Rohit Vemula was a Dalit PhD scholar at Hyderabad Central University who was a vocal member of Ambedkar Students’ Association (ASA) that fights against caste issues. ASA had friction with Akhil Bharatiya Vidyarthi Parishad (ABVP) owing to its casteist outlooks and affiliation to RSS. In July 2015, Rohith stopped receiving his monthly stipend from the university. On the early days of August 2015, a leader of ABVP, N. Susheel Kumar was hospitalized for acute appendicitis but stated that he was lynched by 40 members of the ASA. ABVP lodged a complaint and the university ordered an inquiry by 5th August. ABVP also wrote to the Union Minister Dattatreya who then forwarded to HRD minister Smriti Irani by 17th August. They cited the dalit students to be conducting ‘casteist’ and ‘anti-national’ activities. The university received letters from Irani, upon which they took further actions by expelling Rohith and four others from the hostel and banning them from public spaces while Susheel received a mere warning. On 17 January 2016, Rohith committed suicide hanging himself with an ASA banner.

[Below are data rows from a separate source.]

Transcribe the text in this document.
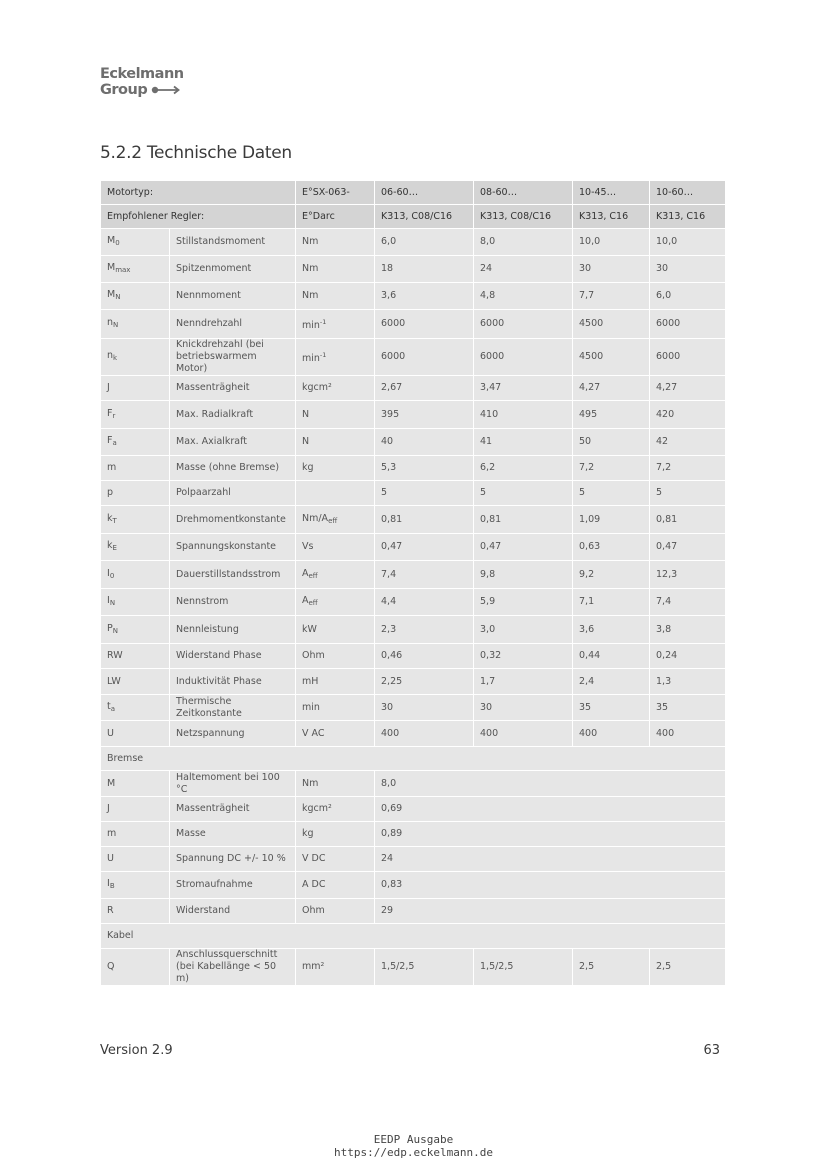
Eckelmann
Group
5.2.2 Technische Daten
Motortyp:		E°SX-063-	06-60…	08-60…	10-45…	10-60…
Empfohlener Regler:		E°Darc	K313, C08/C16	K313, C08/C16	K313, C16	K313, C16
$M_0$	Stillstandsmoment	Nm	6,0	8,0	10,0	10,0
$M_{max}$	Spitzenmoment	Nm	18	24	30	30
$M_N$	Nennmoment	Nm	3,6	4,8	7,7	6,0
$n_N$	Nenndrehzahl	$\min^{-1}$	6000	6000	4500	6000
$n_k$	Knickdrehzahl (bei betriebswarmem Motor)	$\min^{-1}$	6000	6000	4500	6000
J	Massenträgheit	kgcm²	2,67	3,47	4,27	4,27
$F_r$	Max. Radialkraft	N	395	410	495	420
$F_a$	Max. Axialkraft	N	40	41	50	42
m	Masse (ohne Bremse)	kg	5,3	6,2	7,2	7,2
p	Polpaarzahl		5	5	5	5
$k_T$	Drehmomentkonstante	$Nm/A_{eff}$	0,81	0,81	1,09	0,81
$k_E$	Spannungskonstante	Vs	0,47	0,47	0,63	0,47
$I_0$	Dauerstillstandsstrom	$A_{eff}$	7,4	9,8	9,2	12,3
$I_N$	Nennstrom	$A_{eff}$	4,4	5,9	7,1	7,4
$P_N$	Nennleistung	kW	2,3	3,0	3,6	3,8
RW	Widerstand Phase	Ohm	0,46	0,32	0,44	0,24
LW	Induktivität Phase	mH	2,25	1,7	2,4	1,3
$t_a$	Thermische Zeitkonstante	min	30	30	35	35
U	Netzspannung	V AC	400	400	400	400
Bremse						
M	Haltemoment bei 100 °C	Nm	8,0			
J	Massenträgheit	kgcm²	0,69			
m	Masse	kg	0,89			
U	Spannung DC +/- 10 %	V DC	24			
$I_B$	Stromaufnahme	A DC	0,83			
R	Widerstand	Ohm	29			
Kabel						
Q	Anschlussquerschnitt (bei Kabellänge < 50 m)	mm²	1,5/2,5	1,5/2,5	2,5	2,5
Version 2.9	63
EEDP Ausgabe
https://edp.eckelmann.de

It is not difficult to see that the university favoured siding with Susheel Kumar due to his connections and showed ruthless consequences to Rohith due to his identity. In a nation riddled with caste atrocities, what difference would it make to add one more to the list? At least not at the consequence of angering those connected to the BJP and the state. This phenomenon is clearly the most explicit form of institutional casteism.

After his death, BJP derailed the entire issue into a debate to prove Rohit’s identity to the extent where justice hinged on Rohith’s eligibility to be in the Scheduled Caste. The state tried to capture the flow of the narrative by bogging it down into an identity witch-hunt. However, in reality the issue of institutional casteism was left unanswered. Rohith’s status of being Dalit did not matter when his childhood and adulthood was fraught with discrimination of being one. Anyone could sense the blatant pretense behind this conjecture. The state’s obnoxious response, wherein the meaning of justice is distorted, is itself a manifestation of institutional casteism. The police’s closure report parroted ABVP and university’s statements and portrayed him as a violent and unruly individual. The report did not mention the lack of evidence for the physical harm on Susheel Kumar nor did it contain the various recorded details of Rohit’s experience of dalitness. The report claimed that he was not a Dalit and speculated that he died fearing that his real caste identity would be revealed. Everyone else was absolved of any involvement and the report was released 10 days before the 2024 Loksabha polling in Telangana. The report threw all justice for his life for a cheap gimmick to garner more votes which secured the very people that he opposed. Ironically, his last words which warned against institutional casteism that devalues humans to mere objects seem prophetic in retrospect.

The value of a man was reduced to his immediate identity and nearest possibility. To a vote. To a number. To a thing. Never was a man treated as a mind. – Rohith Vemula.